The Budget’s announcement of the Fisheries and Aquaculture Infrastructure Development Fund and the Animal Husbandry Infrastructure Development Fund has to be acknowledged as a welcome move. There is a clear intent here to support this sector. However, to succeed, it will be important for the government to acknowledge and protect the entire value chain of all livestock. The ongoing reign of terror – the bans, the lynchings – cannot be allowed to come in the way of this initiative.

Healthcare access to all
Health is a major cause of indebtedness – in fact, this is another issue linked to farmers and the state they are in. Narain calls the proposed national health insurance scheme a “very major step forward”. She cautions, however, that effective delivery of the scheme would be the only measure of its success.

Narain also points out that putting in place such schemes are essentially curative steps – what India desperately needs today is preventive action as well. The country is witnessing a massive surge in incidence of non-communicable diseases (see our latest reports on it in Body Burden: State of India’s Health, www.cseindia.org), largely triggered by a whole range of environmental factors from air pollution and toxins in the environment to junk food. Over 61 per cent of all deaths in India are due to NCDs.
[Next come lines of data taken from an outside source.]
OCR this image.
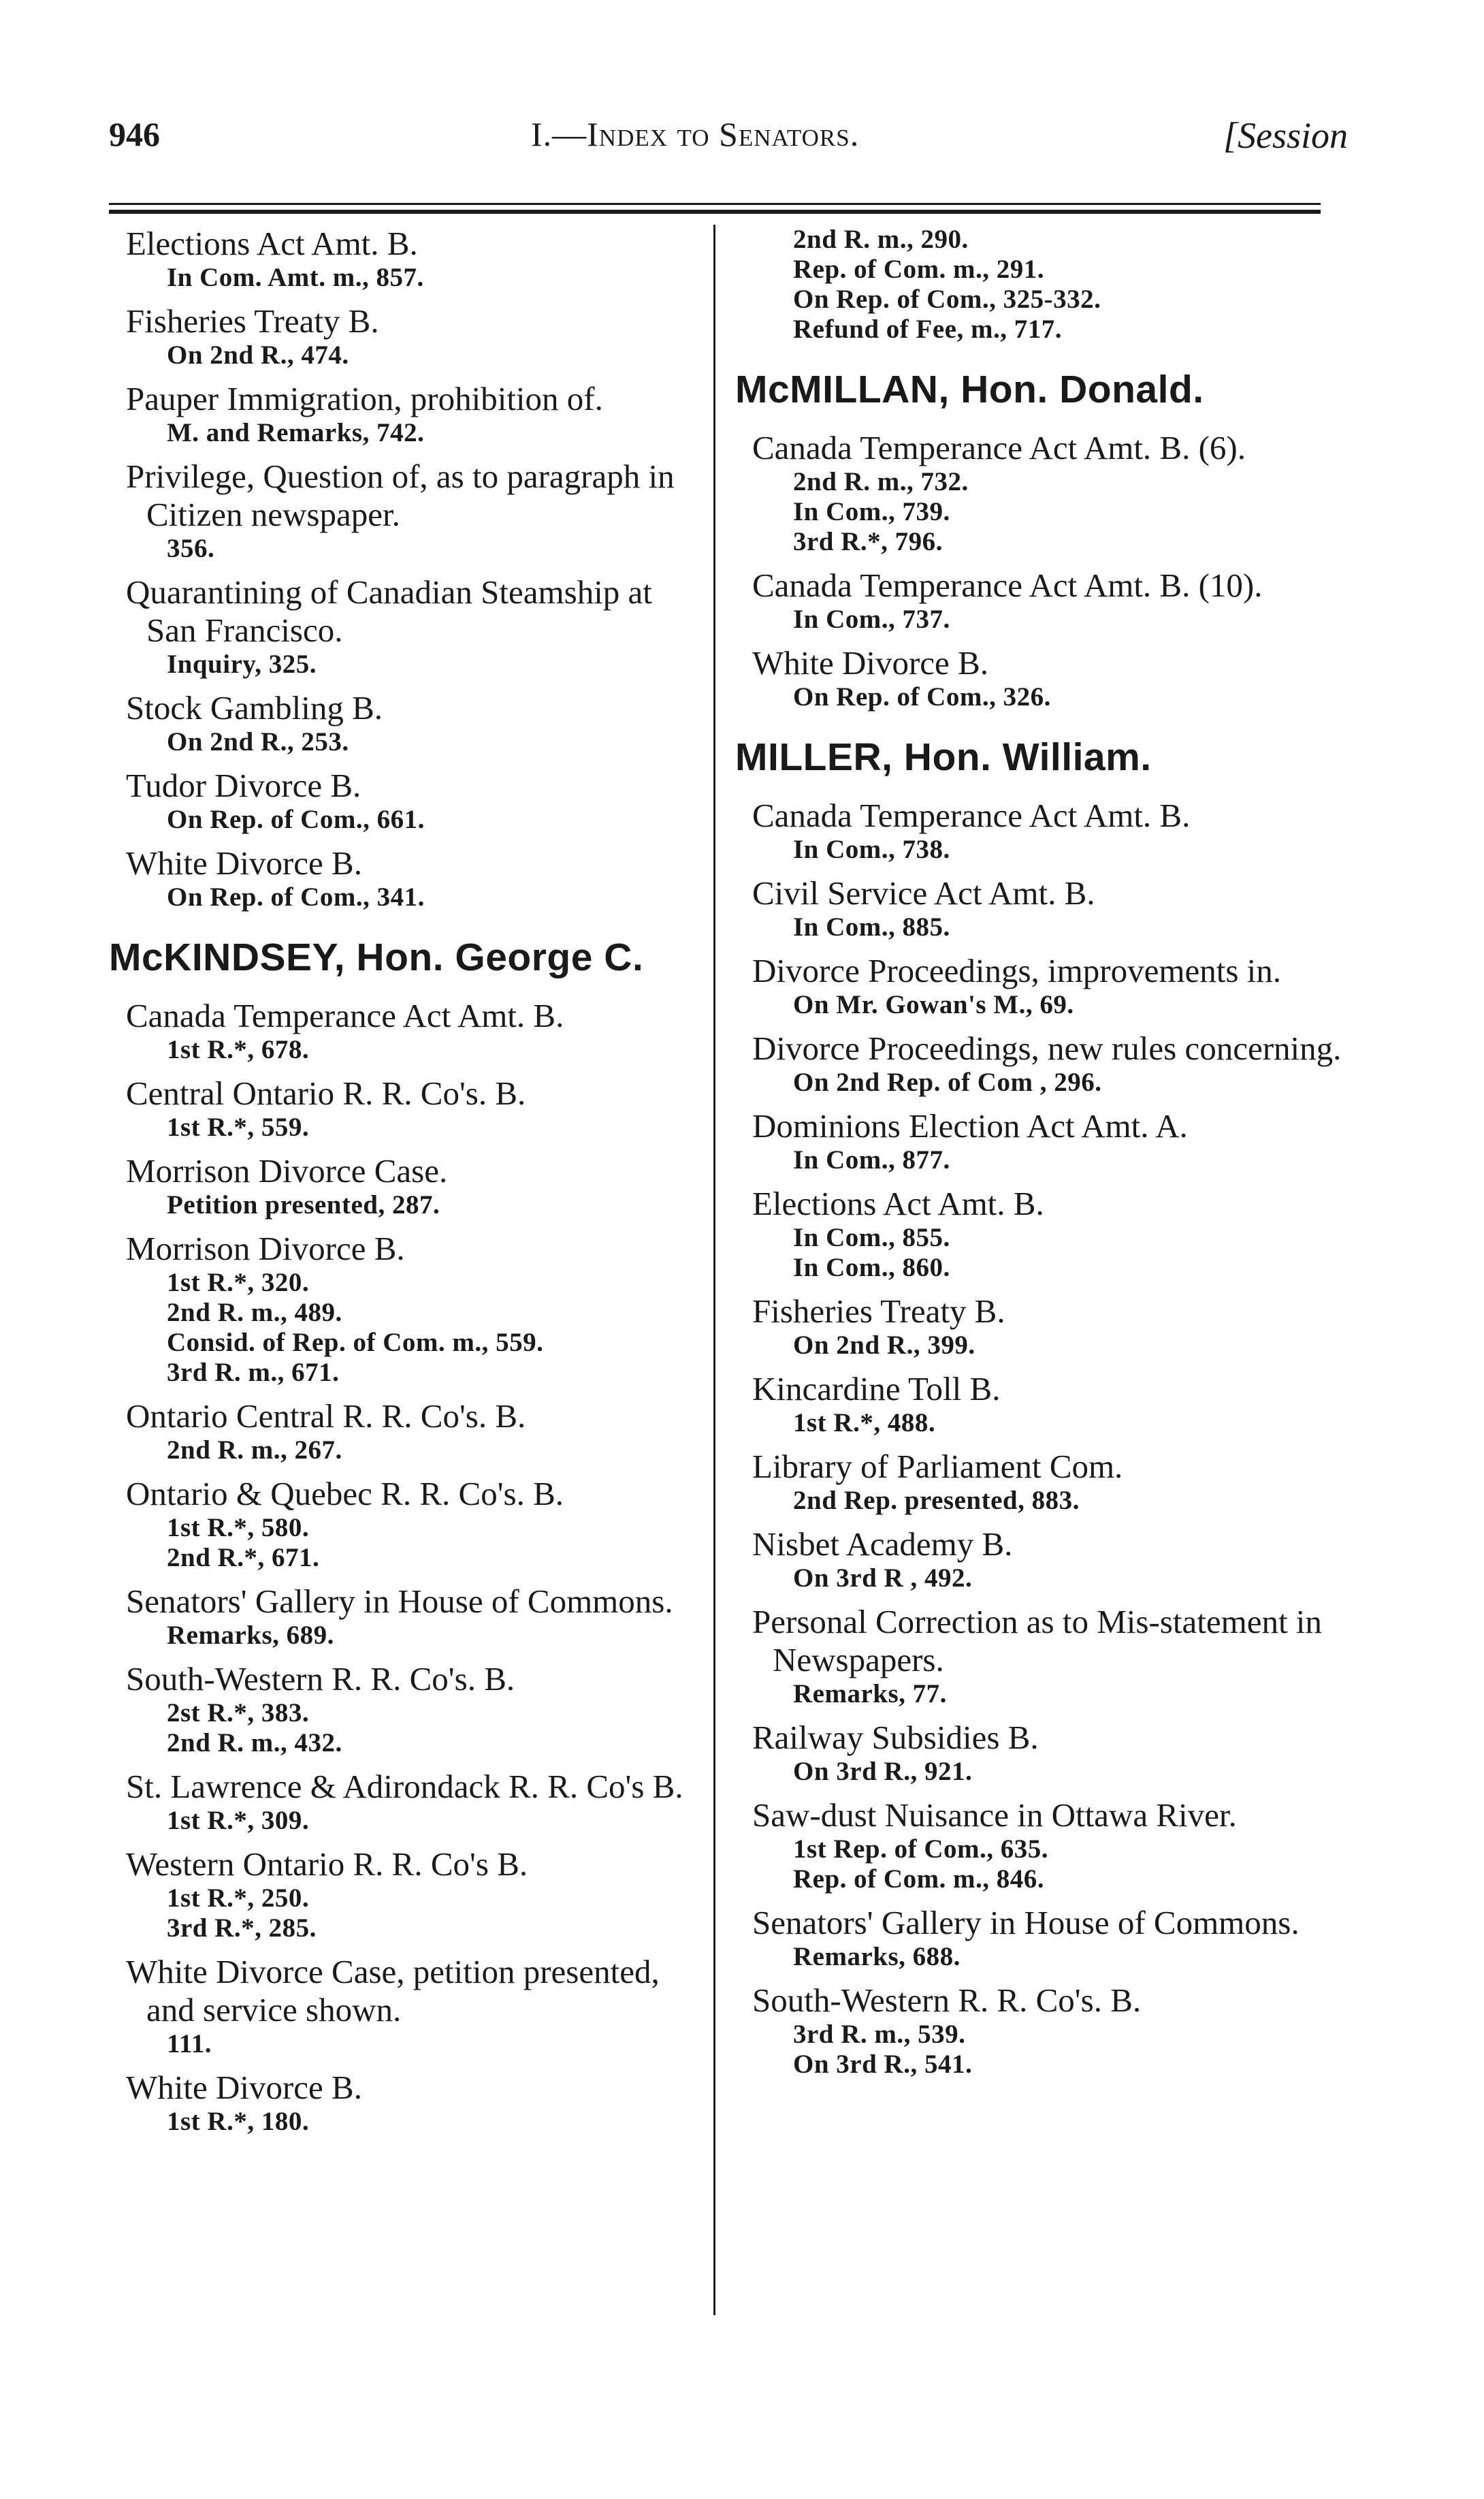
946	I.—Index to Senators.	[Session
Elections Act Amt. B.
In Com. Amt. m., 857.
Fisheries Treaty B.
On 2nd R., 474.
Pauper Immigration, prohibition of.
M. and Remarks, 742.
Privilege, Question of, as to paragraph in Citizen newspaper.
356.
Quarantining of Canadian Steamship at San Francisco.
Inquiry, 325.
Stock Gambling B.
On 2nd R., 253.
Tudor Divorce B.
On Rep. of Com., 661.
White Divorce B.
On Rep. of Com., 341.
McKINDSEY, Hon. George C.
Canada Temperance Act Amt. B.
1st R.*, 678.
Central Ontario R. R. Co's. B.
1st R.*, 559.
Morrison Divorce Case.
Petition presented, 287.
Morrison Divorce B.
1st R.*, 320.
2nd R. m., 489.
Consid. of Rep. of Com. m., 559.
3rd R. m., 671.
Ontario Central R. R. Co's. B.
2nd R. m., 267.
Ontario & Quebec R. R. Co's. B.
1st R.*, 580.
2nd R.*, 671.
Senators' Gallery in House of Commons.
Remarks, 689.
South-Western R. R. Co's. B.
2st R.*, 383.
2nd R. m., 432.
St. Lawrence & Adirondack R. R. Co's B.
1st R.*, 309.
Western Ontario R. R. Co's B.
1st R.*, 250.
3rd R.*, 285.
White Divorce Case, petition presented, and service shown.
111.
White Divorce B.
1st R.*, 180.
2nd R. m., 290.
Rep. of Com. m., 291.
On Rep. of Com., 325-332.
Refund of Fee, m., 717.
McMILLAN, Hon. Donald.
Canada Temperance Act Amt. B. (6).
2nd R. m., 732.
In Com., 739.
3rd R.*, 796.
Canada Temperance Act Amt. B. (10).
In Com., 737.
White Divorce B.
On Rep. of Com., 326.
MILLER, Hon. William.
Canada Temperance Act Amt. B.
In Com., 738.
Civil Service Act Amt. B.
In Com., 885.
Divorce Proceedings, improvements in.
On Mr. Gowan's M., 69.
Divorce Proceedings, new rules concerning.
On 2nd Rep. of Com , 296.
Dominions Election Act Amt. A.
In Com., 877.
Elections Act Amt. B.
In Com., 855.
In Com., 860.
Fisheries Treaty B.
On 2nd R., 399.
Kincardine Toll B.
1st R.*, 488.
Library of Parliament Com.
2nd Rep. presented, 883.
Nisbet Academy B.
On 3rd R , 492.
Personal Correction as to Mis-statement in Newspapers.
Remarks, 77.
Railway Subsidies B.
On 3rd R., 921.
Saw-dust Nuisance in Ottawa River.
1st Rep. of Com., 635.
Rep. of Com. m., 846.
Senators' Gallery in House of Commons.
Remarks, 688.
South-Western R. R. Co's. B.
3rd R. m., 539.
On 3rd R., 541.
The Budget does nothing to address this concern.

Bamboo gets its due place in the sun
CSE has always been a strong proponent of using bamboo for building livelihood security, especially for the tribal poor – in the light of this, the government’s proposal to restructure the National Bamboo Mission and promote the bamboo sector in a holistic manner is a positive step. Says Richard Mahapatra, managing editor of Down To Earth, an environment-development fortnightly CSE helps publish: “The Budget’s initiative on bamboo is another game changer. Bamboo has already been declared a grass. Now it can become something that tribals can grow and trade in. It also has climate benefits. Revival of the Mission is also a welcome step, since it was becoming non-functional.”
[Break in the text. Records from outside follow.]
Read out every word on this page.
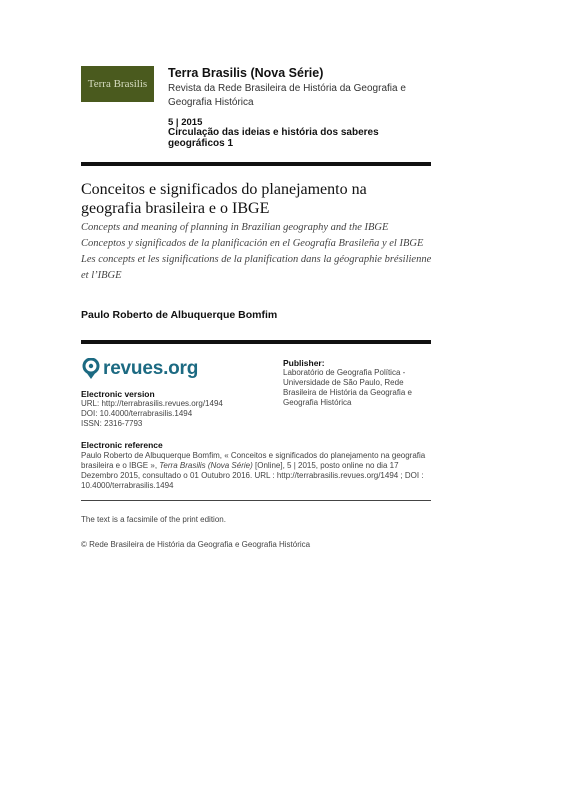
Terra Brasilis
Terra Brasilis (Nova Série)
Revista da Rede Brasileira de História da Geografia e Geografia Histórica
5 | 2015
Circulação das ideias e história dos saberes geográficos 1
Conceitos e significados do planejamento na geografia brasileira e o IBGE
Concepts and meaning of planning in Brazilian geography and the IBGE
Conceptos y significados de la planificación en el Geografía Brasileña y el IBGE
Les concepts et les significations de la planification dans la géographie brésilienne et l’IBGE
Paulo Roberto de Albuquerque Bomfim
revues.org
Electronic version
URL: http://terrabrasilis.revues.org/1494
DOI: 10.4000/terrabrasilis.1494
ISSN: 2316-7793
Publisher:
Laboratório de Geografia Política - Universidade de São Paulo, Rede Brasileira de História da Geografia e Geografia Histórica
Electronic reference
Paulo Roberto de Albuquerque Bomfim, « Conceitos e significados do planejamento na geografia brasileira e o IBGE », Terra Brasilis (Nova Série) [Online], 5 | 2015, posto online no dia 17 Dezembro 2015, consultado o 01 Outubro 2016. URL : http://terrabrasilis.revues.org/1494 ; DOI : 10.4000/terrabrasilis.1494
The text is a facsimile of the print edition.
© Rede Brasileira de História da Geografia e Geografia Histórica
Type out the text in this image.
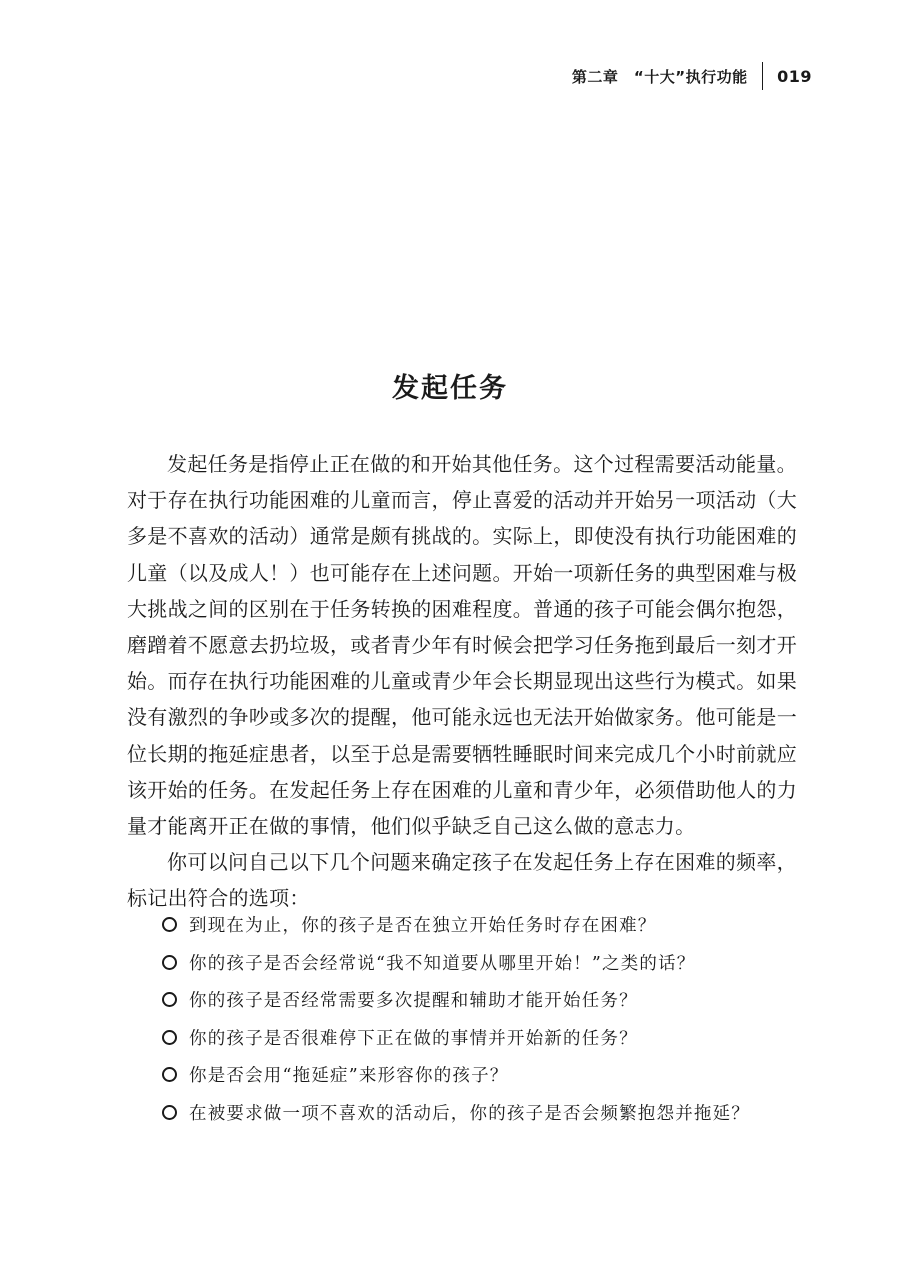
第二章　“十大”执行功能	019
发起任务

发起任务是指停止正在做的和开始其他任务。这个过程需要活动能量。对于存在执行功能困难的儿童而言，停止喜爱的活动并开始另一项活动（大多是不喜欢的活动）通常是颇有挑战的。实际上，即使没有执行功能困难的儿童（以及成人！）也可能存在上述问题。开始一项新任务的典型困难与极大挑战之间的区别在于任务转换的困难程度。普通的孩子可能会偶尔抱怨，磨蹭着不愿意去扔垃圾，或者青少年有时候会把学习任务拖到最后一刻才开始。而存在执行功能困难的儿童或青少年会长期显现出这些行为模式。如果没有激烈的争吵或多次的提醒，他可能永远也无法开始做家务。他可能是一位长期的拖延症患者，以至于总是需要牺牲睡眠时间来完成几个小时前就应该开始的任务。在发起任务上存在困难的儿童和青少年，必须借助他人的力量才能离开正在做的事情，他们似乎缺乏自己这么做的意志力。

你可以问自己以下几个问题来确定孩子在发起任务上存在困难的频率，标记出符合的选项：

到现在为止，你的孩子是否在独立开始任务时存在困难？
你的孩子是否会经常说“我不知道要从哪里开始！”之类的话？
你的孩子是否经常需要多次提醒和辅助才能开始任务？
你的孩子是否很难停下正在做的事情并开始新的任务？
你是否会用“拖延症”来形容你的孩子？
在被要求做一项不喜欢的活动后，你的孩子是否会频繁抱怨并拖延？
Does the Budget address concerns of pollution?
The issue of air pollution – which has steadily acquired the status of a national emergency -- has been tackled rather briefly through a “special scheme” to manage crop residues. The scheme offers to help the governments of Haryana, Punjab, Uttar Pradesh and Delhi-NCR by subsidising the machinery for management of crop residues. Says Anumita Roychowdhury, CSE’s executive director and the head of its Right to Clean Air campaign: “The scheme is welcome and one which is desperately needed. The Environment Pollution (Prevention and Control) Authority (EPCA) has already endorsed the report of the sub-committee set up by the Prime Minister’s Office on this issue. However, the scheme has to be detailed out and implemented quickly – the machines must come before next winter, the season when stubble burning is usually at its peak. The clock is ticking.” 
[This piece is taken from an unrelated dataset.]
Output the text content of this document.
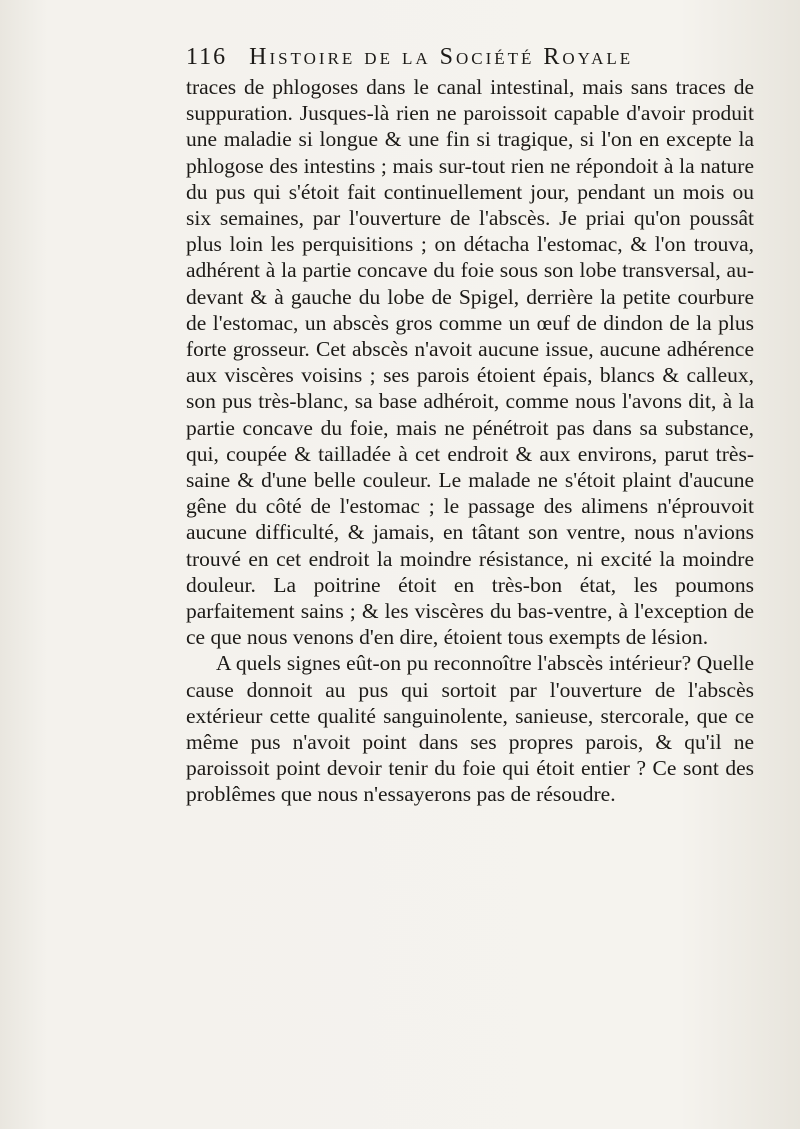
116 Histoire de la Société Royale

traces de phlogoses dans le canal intestinal, mais sans traces de suppuration. Jusques-là rien ne paroissoit capable d'avoir produit une maladie si longue & une fin si tragique, si l'on en excepte la phlogose des intestins ; mais sur-tout rien ne répondoit à la nature du pus qui s'étoit fait continuellement jour, pendant un mois ou six semaines, par l'ouverture de l'abscès. Je priai qu'on poussât plus loin les perquisitions ; on détacha l'estomac, & l'on trouva, adhérent à la partie concave du foie sous son lobe transversal, au-devant & à gauche du lobe de Spigel, derrière la petite courbure de l'estomac, un abscès gros comme un œuf de dindon de la plus forte grosseur. Cet abscès n'avoit aucune issue, aucune adhérence aux viscères voisins ; ses parois étoient épais, blancs & calleux, son pus très-blanc, sa base adhéroit, comme nous l'avons dit, à la partie concave du foie, mais ne pénétroit pas dans sa substance, qui, coupée & tailladée à cet endroit & aux environs, parut très-saine & d'une belle couleur. Le malade ne s'étoit plaint d'aucune gêne du côté de l'estomac ; le passage des alimens n'éprouvoit aucune difficulté, & jamais, en tâtant son ventre, nous n'avions trouvé en cet endroit la moindre résistance, ni excité la moindre douleur. La poitrine étoit en très-bon état, les poumons parfaitement sains ; & les viscères du bas-ventre, à l'exception de ce que nous venons d'en dire, étoient tous exempts de lésion.

A quels signes eût-on pu reconnoître l'abscès intérieur? Quelle cause donnoit au pus qui sortoit par l'ouverture de l'abscès extérieur cette qualité sanguinolente, sanieuse, stercorale, que ce même pus n'avoit point dans ses propres parois, & qu'il ne paroissoit point devoir tenir du foie qui étoit entier ? Ce sont des problêmes que nous n'essayerons pas de résoudre.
Roychowdhury goes on to add: “The Budget does not seem to recognize the urban air pollution challenge as an issue of national importance. Air pollution is not a problem that afflicts only the Delhi-NCR region and its adjoining states – every major city in India is now burdened with it.” CSE analysts say that two key sectors that need immediate intervention in the form of enhanced infusion of funds – mobility and clean fuels – have been ignored.  

The Ujjwala conundrum
Air pollution resulting from biomass burning for cooking is a huge contributor to the disease burden of millions of Indian women, especially in rural and semi-urban sectors. In the light of this, it is imperative that poor households must be given access to clean and affordable energy for cooking. In the words of Narain, “this is India’s biggest energy crisis”.  

Mr Jaitley has announced an expansion of the Ujjwala scheme to benefit 80 million poor families, who will be given free cooking gas connections. But CSE analysts point out that in many cases, people have not refilled their empty gas cylinders – simply because they cannot afford to. The scheme’s overall implementation, hence, needs careful scrutiny and monitoring.